Sunday, 18 November 2018

Game Industry - Stop hiring designers, start hiring more programmers!

I use to believe the main bottleneck in the game industry was caused by the fact that they're was too many designers that were unable to boil down complex systems into their essential components. This was caused by a lack of industry-wide standard design methodologies and practices.

The famous Ubisoft's Rational Design school of thought is the closest that we have to an actual universal design process for game development. But I've recently changed my opinion and observed evidences that I was wrong.

After analyzing the recent bug-ridden AAA game releases that's slowly causing a growing customer-revolt and damaging the relationship between the customers and the creators, I've come to the conclusion that the core issue within the game industry is not the lack of good design ideas but a lack of people that actually knows how to implement them correctly.

We have an industry filled to the brim with creative people but of few that can actually implement their ideas in code.
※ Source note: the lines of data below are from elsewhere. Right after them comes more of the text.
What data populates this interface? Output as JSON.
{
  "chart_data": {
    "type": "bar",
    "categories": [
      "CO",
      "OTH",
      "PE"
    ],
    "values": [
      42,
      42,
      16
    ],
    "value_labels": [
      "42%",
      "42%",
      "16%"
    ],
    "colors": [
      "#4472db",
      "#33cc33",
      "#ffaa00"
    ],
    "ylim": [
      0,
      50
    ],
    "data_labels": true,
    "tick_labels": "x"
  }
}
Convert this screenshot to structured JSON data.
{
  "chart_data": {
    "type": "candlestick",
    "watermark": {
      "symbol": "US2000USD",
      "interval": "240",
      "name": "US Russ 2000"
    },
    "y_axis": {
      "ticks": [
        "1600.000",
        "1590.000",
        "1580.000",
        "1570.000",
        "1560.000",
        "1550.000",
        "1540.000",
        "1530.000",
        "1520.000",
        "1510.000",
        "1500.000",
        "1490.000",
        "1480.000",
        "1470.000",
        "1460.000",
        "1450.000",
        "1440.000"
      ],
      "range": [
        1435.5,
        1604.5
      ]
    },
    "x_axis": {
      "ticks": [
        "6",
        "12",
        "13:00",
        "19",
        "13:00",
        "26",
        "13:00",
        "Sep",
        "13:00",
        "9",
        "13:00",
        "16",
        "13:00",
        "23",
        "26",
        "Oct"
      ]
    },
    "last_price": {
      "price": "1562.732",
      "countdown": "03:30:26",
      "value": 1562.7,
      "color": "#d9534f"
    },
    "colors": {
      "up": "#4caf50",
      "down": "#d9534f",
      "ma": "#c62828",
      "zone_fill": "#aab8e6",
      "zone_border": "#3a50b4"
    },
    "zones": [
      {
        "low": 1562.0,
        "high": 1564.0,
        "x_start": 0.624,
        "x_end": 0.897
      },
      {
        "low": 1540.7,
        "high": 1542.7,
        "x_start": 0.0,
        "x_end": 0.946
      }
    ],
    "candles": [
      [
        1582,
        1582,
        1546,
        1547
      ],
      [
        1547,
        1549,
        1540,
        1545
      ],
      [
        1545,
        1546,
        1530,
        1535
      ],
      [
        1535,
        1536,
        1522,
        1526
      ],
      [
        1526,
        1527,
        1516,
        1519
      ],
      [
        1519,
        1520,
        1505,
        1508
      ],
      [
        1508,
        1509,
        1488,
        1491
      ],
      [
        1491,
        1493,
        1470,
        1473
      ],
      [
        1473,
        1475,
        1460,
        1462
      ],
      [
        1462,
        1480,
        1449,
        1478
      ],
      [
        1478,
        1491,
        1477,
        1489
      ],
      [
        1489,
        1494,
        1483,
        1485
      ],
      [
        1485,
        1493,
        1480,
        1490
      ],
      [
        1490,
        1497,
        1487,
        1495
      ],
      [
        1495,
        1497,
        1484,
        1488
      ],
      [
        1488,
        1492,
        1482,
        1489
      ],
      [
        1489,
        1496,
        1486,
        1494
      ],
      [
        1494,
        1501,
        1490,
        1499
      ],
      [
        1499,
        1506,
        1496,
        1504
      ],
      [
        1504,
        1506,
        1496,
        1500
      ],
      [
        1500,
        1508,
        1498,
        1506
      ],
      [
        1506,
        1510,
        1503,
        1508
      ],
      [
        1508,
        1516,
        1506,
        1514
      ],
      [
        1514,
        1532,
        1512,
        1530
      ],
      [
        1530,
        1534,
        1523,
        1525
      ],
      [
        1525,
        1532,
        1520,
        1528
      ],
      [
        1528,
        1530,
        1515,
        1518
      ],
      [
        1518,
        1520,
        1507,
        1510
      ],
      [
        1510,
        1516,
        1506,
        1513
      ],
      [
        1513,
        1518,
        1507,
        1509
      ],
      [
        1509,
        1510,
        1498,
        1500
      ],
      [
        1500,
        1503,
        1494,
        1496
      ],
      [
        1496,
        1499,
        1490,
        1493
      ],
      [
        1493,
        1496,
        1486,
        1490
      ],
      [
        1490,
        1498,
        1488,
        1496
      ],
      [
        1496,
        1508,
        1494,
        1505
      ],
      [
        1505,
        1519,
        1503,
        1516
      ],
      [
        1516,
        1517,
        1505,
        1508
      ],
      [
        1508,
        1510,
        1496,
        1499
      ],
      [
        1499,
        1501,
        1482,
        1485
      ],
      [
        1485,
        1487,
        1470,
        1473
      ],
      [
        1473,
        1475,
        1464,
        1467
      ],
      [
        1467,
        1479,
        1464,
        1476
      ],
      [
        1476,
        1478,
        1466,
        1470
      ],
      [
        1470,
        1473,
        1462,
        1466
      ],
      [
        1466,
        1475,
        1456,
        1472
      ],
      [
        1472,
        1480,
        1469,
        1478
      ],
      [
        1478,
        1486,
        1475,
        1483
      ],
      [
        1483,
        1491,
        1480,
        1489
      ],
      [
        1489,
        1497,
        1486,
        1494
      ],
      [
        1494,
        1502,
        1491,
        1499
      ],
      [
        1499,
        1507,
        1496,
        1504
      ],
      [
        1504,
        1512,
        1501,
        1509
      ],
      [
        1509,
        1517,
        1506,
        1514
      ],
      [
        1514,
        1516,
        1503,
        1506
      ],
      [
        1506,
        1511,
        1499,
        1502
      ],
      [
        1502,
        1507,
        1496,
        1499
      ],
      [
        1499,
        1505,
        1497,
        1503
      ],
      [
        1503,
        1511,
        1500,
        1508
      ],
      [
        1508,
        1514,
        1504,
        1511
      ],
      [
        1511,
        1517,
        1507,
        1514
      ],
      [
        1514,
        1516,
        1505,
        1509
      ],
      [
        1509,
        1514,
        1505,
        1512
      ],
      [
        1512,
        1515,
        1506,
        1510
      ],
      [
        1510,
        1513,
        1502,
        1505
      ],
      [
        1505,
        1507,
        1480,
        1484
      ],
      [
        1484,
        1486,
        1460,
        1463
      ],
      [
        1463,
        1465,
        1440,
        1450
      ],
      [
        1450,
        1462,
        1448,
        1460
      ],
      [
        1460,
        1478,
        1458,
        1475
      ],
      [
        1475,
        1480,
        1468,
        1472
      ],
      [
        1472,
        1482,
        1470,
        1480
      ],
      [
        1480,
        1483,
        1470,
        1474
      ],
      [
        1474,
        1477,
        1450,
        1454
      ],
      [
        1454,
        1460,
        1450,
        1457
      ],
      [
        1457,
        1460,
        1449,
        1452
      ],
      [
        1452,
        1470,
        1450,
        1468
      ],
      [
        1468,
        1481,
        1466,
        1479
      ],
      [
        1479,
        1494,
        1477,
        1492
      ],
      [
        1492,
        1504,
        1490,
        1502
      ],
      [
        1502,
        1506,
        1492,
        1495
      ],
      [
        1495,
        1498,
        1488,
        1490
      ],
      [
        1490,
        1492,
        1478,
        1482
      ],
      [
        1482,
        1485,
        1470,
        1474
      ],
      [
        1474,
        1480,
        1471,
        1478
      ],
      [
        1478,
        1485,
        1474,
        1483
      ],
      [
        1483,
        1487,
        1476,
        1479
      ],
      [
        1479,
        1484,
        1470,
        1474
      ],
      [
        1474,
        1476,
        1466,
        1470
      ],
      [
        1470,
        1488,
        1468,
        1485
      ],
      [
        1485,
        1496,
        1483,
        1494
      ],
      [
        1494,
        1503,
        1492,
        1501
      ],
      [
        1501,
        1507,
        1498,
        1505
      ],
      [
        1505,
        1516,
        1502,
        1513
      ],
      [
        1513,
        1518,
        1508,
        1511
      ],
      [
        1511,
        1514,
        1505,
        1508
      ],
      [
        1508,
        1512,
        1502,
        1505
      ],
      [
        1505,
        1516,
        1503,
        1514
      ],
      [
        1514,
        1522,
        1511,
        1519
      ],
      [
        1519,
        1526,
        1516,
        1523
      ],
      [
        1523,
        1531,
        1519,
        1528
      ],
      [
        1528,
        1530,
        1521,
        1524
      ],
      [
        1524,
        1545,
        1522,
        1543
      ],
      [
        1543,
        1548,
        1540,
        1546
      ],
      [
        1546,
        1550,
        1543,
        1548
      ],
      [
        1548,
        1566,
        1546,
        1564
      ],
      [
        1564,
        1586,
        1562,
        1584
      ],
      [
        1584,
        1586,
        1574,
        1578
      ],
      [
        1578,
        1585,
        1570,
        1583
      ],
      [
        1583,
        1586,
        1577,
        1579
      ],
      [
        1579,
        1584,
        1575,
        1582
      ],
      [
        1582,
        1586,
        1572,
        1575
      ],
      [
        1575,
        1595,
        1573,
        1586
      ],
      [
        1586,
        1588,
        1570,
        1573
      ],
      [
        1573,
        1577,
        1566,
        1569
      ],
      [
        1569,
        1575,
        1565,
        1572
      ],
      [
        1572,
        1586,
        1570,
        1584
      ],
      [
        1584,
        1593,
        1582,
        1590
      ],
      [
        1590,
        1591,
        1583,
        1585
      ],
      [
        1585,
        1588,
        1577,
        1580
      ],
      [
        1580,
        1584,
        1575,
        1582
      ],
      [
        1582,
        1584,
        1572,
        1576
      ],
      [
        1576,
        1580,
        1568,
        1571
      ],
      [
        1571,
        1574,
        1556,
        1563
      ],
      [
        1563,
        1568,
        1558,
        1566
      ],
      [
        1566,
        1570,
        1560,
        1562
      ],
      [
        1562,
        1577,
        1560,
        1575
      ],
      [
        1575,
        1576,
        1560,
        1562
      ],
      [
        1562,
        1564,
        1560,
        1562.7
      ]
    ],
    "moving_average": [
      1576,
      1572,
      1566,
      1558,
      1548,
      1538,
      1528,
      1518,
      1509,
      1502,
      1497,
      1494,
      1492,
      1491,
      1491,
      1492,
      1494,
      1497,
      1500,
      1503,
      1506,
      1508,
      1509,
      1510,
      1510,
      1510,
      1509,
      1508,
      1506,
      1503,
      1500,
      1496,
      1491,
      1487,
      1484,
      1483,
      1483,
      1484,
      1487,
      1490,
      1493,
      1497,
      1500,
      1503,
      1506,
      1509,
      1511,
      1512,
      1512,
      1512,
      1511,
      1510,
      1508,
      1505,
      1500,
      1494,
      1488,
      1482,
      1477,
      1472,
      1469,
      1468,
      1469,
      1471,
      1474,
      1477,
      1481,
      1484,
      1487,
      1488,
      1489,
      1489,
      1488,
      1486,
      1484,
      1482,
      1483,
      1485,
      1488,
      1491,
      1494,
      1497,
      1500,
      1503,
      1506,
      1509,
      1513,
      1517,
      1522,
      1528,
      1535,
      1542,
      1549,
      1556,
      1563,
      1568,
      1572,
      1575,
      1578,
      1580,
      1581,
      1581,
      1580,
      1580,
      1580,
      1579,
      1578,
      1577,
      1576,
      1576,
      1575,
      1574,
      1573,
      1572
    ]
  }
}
And this is caused by the fact that the video-game industry has shifted from a software into a creative-driven field. But the truth of the matter, video-games are SOFTWARE not paintings, not films and not work of arts that need to be displayed in a museum but programs that run on computers.

The industry has forgotten it's roots his in the Silicon Valley hacking culture and not in the Hollywood system. At the end of the day, video-games are a 80% technical endeavor and 20% creative process. The current tropes and core design ideas were not invented by designers but programmers. Not even 40 years ago, games were made by one person, a programmer. But as the "cool" factor of the industry started going mainstream, it attracted people from other fields that didn't understood the software development process.

The current panoply of game studios have pivoted towards such a creative focus organization structure that programmers are being left behind when in fact they're the actual people that make video-games even possible. And that's the root cause why there's so many bug-ridden AAA games coming out with incomplete features and patches that are bigger in-size than the actual original version of the released game.